Just to understand: There are no downsides coming with bors, or some other merge train, right? It doesn’t incur substantially more CI runs, it just prevents accidental semantic merge conflicts by running the CI on the branch-soon-to-be-merged, and not the current branch? In that case it can’t hurt to just use it, regardless of the “always green” debate.
Some people (including me) would actually love to see hydra bumping nixos-unstable being replaced by a bors-like system.

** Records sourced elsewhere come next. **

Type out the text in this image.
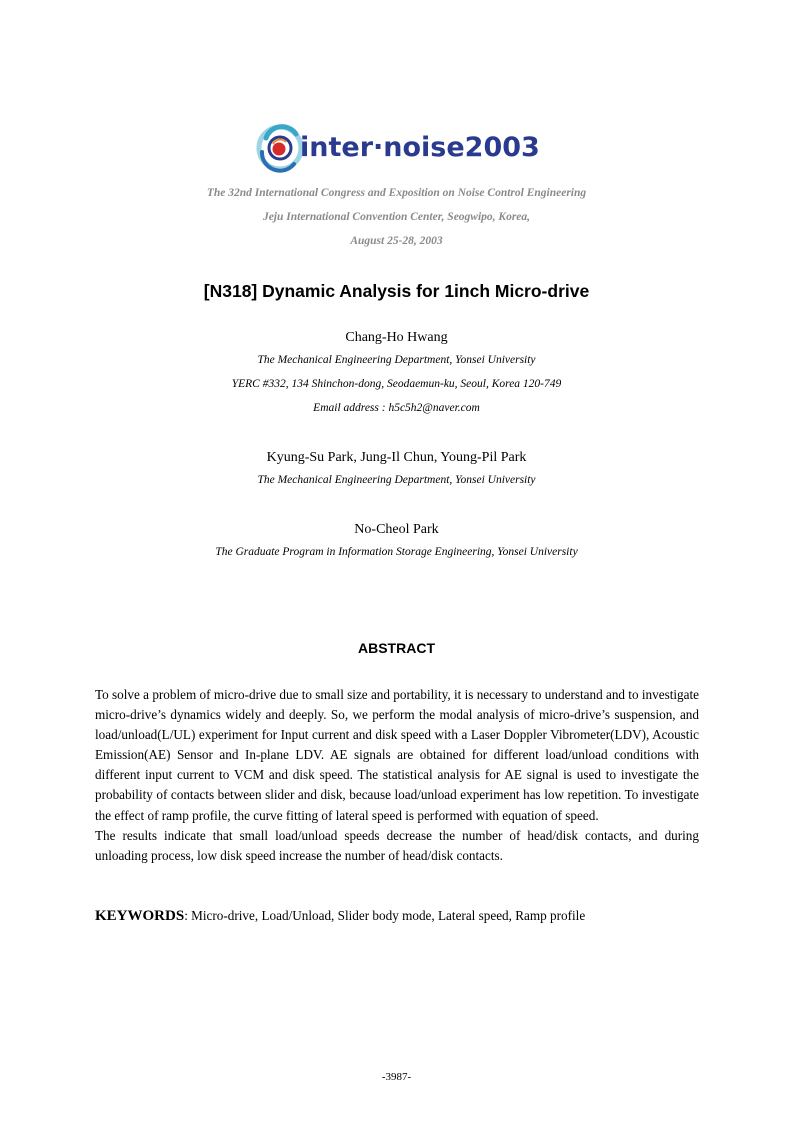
inter·noise2003
The 32nd International Congress and Exposition on Noise Control Engineering
Jeju International Convention Center, Seogwipo, Korea,
August 25-28, 2003
[N318] Dynamic Analysis for 1inch Micro-drive
Chang-Ho Hwang
The Mechanical Engineering Department, Yonsei University
YERC #332, 134 Shinchon-dong, Seodaemun-ku, Seoul, Korea 120-749
Email address : h5c5h2@naver.com
Kyung-Su Park, Jung-Il Chun, Young-Pil Park
The Mechanical Engineering Department, Yonsei University
No-Cheol Park
The Graduate Program in Information Storage Engineering, Yonsei University
ABSTRACT

To solve a problem of micro-drive due to small size and portability, it is necessary to understand and to investigate micro-drive’s dynamics widely and deeply. So, we perform the modal analysis of micro-drive’s suspension, and load/unload(L/UL) experiment for Input current and disk speed with a Laser Doppler Vibrometer(LDV), Acoustic Emission(AE) Sensor and In-plane LDV. AE signals are obtained for different load/unload conditions with different input current to VCM and disk speed. The statistical analysis for AE signal is used to investigate the probability of contacts between slider and disk, because load/unload experiment has low repetition. To investigate the effect of ramp profile, the curve fitting of lateral speed is performed with equation of speed.

The results indicate that small load/unload speeds decrease the number of head/disk contacts, and during unloading process, low disk speed increase the number of head/disk contacts.

KEYWORDS: Micro-drive, Load/Unload, Slider body mode, Lateral speed, Ramp profile
-3987-
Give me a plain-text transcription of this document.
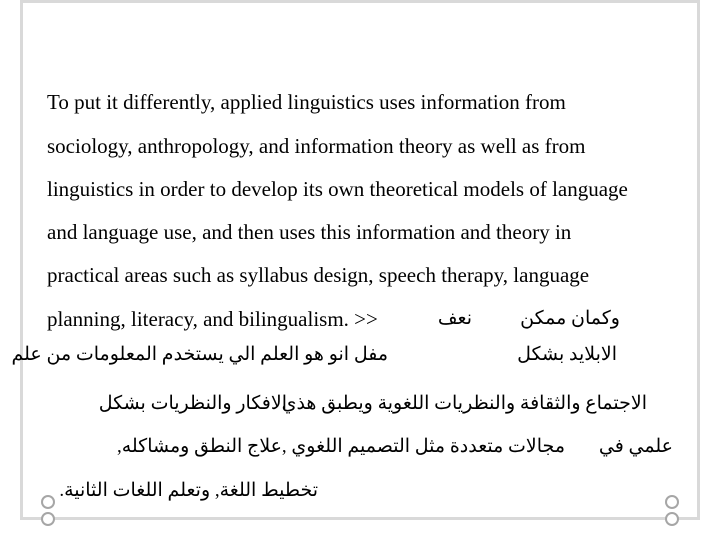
To put it differently, applied linguistics uses information from
sociology, anthropology, and information theory as well as from
linguistics in order to develop its own theoretical models of language
and language use, and then uses this information and theory in
practical areas such as syllabus design, speech therapy, language
planning, literacy, and bilingualism. >>	نعف	وكمان ممكن
مفل انو هو العلم الي يستخدم المعلومات من علم	الابلايد بشكل
الافكار والنظريات بشكل
الاجتماع والثقافة والنظريات اللغوية ويطبق هذي
علاج النطق ومشاكله, مجالات متعددة مثل التصميم اللغوي , علمي في
تخطيط اللغة, وتعلم اللغات الثانية.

There is basically no drawback (no commit will appear in unstable unless hydra passes anyway, the biggest drawback I can see would be that nixos-unstable-small would no longer exist). And it would mean that all PRs ready for merging would actually land even if another PR were to break hydra, thanks to bors’ dichotomy-based bad PR identification strategy. This incidentally means that the need for nixos-unstable-small would probably just go away anyway, as I expect such a hydra to move much faster as it’d basically have automated rollback.
Adding other checks would probably make sense later on, but as a first step it seems to me like this would be a net win, plus it’ll prepare the infrastructure for when we will actually want to implement more checks later.
The one big issue is actually infrastructure, as I seem to understand plugging into hydra is not actually easy, and we probably don’t want to be rebuilding all these things twice. But maybe building enough to check hydra would be green is not actually that expensive and it could reasonably be done outside hydra?